Her group worked out many components of the Toll
pathway in flies and soon became interested in
whether it was evolutionarily conserved. A
sabbatical with
Rosa Beddington in 1993 at the
National Institute for Medical Research in London
offered her an opportunity to learn mouse embryology
and explore whether Toll played a role in early
mouse development. “I really fell in love with the
mouse embryo because Rosa Beddington was not afraid
to do anything with a mouse embryo,” she said.
“It became apparent
at that time that Toll had nothing to do with
patterning in early vertebrate development and
instead that there was a conserved function of Toll
but it was in immune responses,” she said.
Anderson went on to
take a genetic approach to studying innate immunity
in flies, but the story in mouse got her thinking
that “there might be things about vertebrate
development that you [can not] extrapolate from fly
development.”
She became convinced
that a phenotype based screen could be carried out
in the early mouse embryo. “It seemed like you
should be able to induce mutations at a high enough
frequency that you would hit genes of interest
without screening thousands of mice, and the genomic
infrastructure was there ... to map them and
ultimately identify the gene responsible.”
The second big
highlight of Anderson's career came when her
graduate student
Andrew Kasarskis discovered a clear
mutant in Mendelian ratios after screening only his
fourth or fifth mouse litter.
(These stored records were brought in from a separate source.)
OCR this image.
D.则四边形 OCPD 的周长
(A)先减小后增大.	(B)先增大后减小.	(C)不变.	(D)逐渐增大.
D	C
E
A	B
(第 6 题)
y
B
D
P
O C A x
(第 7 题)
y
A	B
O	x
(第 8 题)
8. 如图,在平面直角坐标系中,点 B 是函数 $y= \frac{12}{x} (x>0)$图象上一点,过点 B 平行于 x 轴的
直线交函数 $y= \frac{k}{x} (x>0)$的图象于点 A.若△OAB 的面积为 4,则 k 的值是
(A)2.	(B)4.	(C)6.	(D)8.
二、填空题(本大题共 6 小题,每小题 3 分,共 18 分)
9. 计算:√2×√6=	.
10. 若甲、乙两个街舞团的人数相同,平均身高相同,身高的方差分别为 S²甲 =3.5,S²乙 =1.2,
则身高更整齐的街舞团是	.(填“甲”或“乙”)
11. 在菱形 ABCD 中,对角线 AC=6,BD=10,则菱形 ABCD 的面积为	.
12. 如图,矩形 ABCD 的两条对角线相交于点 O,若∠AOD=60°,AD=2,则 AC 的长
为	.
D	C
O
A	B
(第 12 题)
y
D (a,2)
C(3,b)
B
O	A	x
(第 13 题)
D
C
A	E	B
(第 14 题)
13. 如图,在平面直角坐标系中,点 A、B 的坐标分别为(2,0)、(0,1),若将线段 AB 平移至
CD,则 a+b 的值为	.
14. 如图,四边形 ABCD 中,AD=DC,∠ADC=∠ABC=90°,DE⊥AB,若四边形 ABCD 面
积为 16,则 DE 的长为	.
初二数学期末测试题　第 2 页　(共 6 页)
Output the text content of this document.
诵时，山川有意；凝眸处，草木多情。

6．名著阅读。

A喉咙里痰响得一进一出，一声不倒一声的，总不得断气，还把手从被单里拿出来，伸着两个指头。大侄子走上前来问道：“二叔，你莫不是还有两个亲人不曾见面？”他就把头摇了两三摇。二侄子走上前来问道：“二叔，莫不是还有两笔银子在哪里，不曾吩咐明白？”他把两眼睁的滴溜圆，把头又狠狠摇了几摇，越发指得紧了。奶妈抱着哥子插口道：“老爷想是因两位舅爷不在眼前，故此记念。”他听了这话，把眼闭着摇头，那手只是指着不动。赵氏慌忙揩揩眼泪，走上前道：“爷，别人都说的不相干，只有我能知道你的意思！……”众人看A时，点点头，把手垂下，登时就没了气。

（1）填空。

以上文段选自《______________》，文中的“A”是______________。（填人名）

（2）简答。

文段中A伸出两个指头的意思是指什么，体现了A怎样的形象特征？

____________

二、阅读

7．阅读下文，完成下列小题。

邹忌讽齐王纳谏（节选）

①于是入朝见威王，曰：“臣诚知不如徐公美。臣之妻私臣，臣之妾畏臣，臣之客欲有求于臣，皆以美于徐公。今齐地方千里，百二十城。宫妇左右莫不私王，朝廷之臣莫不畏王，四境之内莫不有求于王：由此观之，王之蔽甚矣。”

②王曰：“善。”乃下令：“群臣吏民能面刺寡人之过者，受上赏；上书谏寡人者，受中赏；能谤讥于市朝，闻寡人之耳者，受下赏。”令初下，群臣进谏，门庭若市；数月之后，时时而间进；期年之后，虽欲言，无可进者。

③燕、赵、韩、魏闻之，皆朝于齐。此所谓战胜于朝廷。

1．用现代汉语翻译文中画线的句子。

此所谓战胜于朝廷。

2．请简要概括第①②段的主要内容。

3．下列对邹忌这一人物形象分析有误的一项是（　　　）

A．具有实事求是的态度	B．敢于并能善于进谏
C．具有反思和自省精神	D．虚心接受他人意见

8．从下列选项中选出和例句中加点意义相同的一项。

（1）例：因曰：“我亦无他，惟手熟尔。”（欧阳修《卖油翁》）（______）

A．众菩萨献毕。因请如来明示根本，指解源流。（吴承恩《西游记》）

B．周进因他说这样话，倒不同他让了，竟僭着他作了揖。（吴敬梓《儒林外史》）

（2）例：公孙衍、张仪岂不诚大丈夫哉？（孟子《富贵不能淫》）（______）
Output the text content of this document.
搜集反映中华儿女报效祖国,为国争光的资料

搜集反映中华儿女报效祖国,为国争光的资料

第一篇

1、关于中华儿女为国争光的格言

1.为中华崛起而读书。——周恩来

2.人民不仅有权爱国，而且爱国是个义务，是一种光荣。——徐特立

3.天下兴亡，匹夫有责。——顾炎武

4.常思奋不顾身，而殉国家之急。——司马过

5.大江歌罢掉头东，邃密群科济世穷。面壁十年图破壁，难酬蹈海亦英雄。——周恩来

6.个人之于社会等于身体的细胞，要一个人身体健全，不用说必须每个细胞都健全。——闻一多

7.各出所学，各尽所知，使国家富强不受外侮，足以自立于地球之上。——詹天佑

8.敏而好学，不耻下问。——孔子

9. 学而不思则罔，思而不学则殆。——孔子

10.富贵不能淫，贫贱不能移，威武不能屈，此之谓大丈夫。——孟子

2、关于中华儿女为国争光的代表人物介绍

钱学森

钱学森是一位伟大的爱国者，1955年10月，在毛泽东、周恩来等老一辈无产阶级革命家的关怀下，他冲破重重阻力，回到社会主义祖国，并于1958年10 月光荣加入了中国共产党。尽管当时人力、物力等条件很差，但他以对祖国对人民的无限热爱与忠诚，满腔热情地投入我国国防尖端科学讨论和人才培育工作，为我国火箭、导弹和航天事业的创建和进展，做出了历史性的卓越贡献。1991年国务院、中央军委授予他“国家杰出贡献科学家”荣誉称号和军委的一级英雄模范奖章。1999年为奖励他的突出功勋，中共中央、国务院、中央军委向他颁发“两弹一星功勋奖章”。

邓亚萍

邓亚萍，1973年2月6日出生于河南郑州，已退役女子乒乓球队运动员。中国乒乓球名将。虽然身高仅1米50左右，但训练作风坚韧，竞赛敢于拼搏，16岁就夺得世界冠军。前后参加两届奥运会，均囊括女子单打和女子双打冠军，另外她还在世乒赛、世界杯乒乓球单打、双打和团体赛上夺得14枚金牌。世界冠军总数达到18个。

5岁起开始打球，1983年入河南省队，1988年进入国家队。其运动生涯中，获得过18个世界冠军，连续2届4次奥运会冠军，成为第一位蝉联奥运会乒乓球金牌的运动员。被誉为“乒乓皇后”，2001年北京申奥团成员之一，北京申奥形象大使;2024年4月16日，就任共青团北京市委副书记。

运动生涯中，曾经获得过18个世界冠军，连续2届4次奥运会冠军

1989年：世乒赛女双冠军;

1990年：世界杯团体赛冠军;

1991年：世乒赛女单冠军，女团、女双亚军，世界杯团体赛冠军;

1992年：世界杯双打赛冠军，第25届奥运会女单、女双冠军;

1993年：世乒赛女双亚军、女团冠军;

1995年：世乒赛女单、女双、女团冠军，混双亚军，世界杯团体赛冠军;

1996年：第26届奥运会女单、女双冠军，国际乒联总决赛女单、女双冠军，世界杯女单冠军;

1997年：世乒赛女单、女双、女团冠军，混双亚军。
What she saw through
the microscope “made it clear that this was going to
work and that the phenotypes were going to be
interesting,” she said.
In that first small
screen they identified an allele of Smoothened—which
had not been previously cloned. They also identified
an allele of Rab23—a negative regulator of the
Sonic hedgehog pathway—which led to many
discoveries of processes required for vertebrate
hedgehog signaling that are not required in flies.
“The theme of modern
developmental biology has been about conservation,”
Anderson said. “But, the theme of my career has been
about divergence.”
In 1996, Anderson
moved her lab to the Sloan-Kettering Institute where
she currently chairs the Developmental Biology
Program. She mentors students, postdocs, and young
faculty. Her idea of mentoring is “working together
with someone toward a common goal.”
She explained, “I
give people a lot of freedom, ... but I'm always
there to help if they need it.”
Anderson is a fellow
of the American Association for the Advancement of
Science and the American Academy of Arts and
Sciences. She is a member of the National Academy of
Sciences, as well as a former President of the
Society for Developmental Biology (1998-1999).
The FASEB Excellence
in Science award includes an unrestricted research
grant of $10,000. Anderson will deliver her awards
lecture at the 2014 SDB Annual Meeting (July 17-21),
at the University of Washington, Seattle.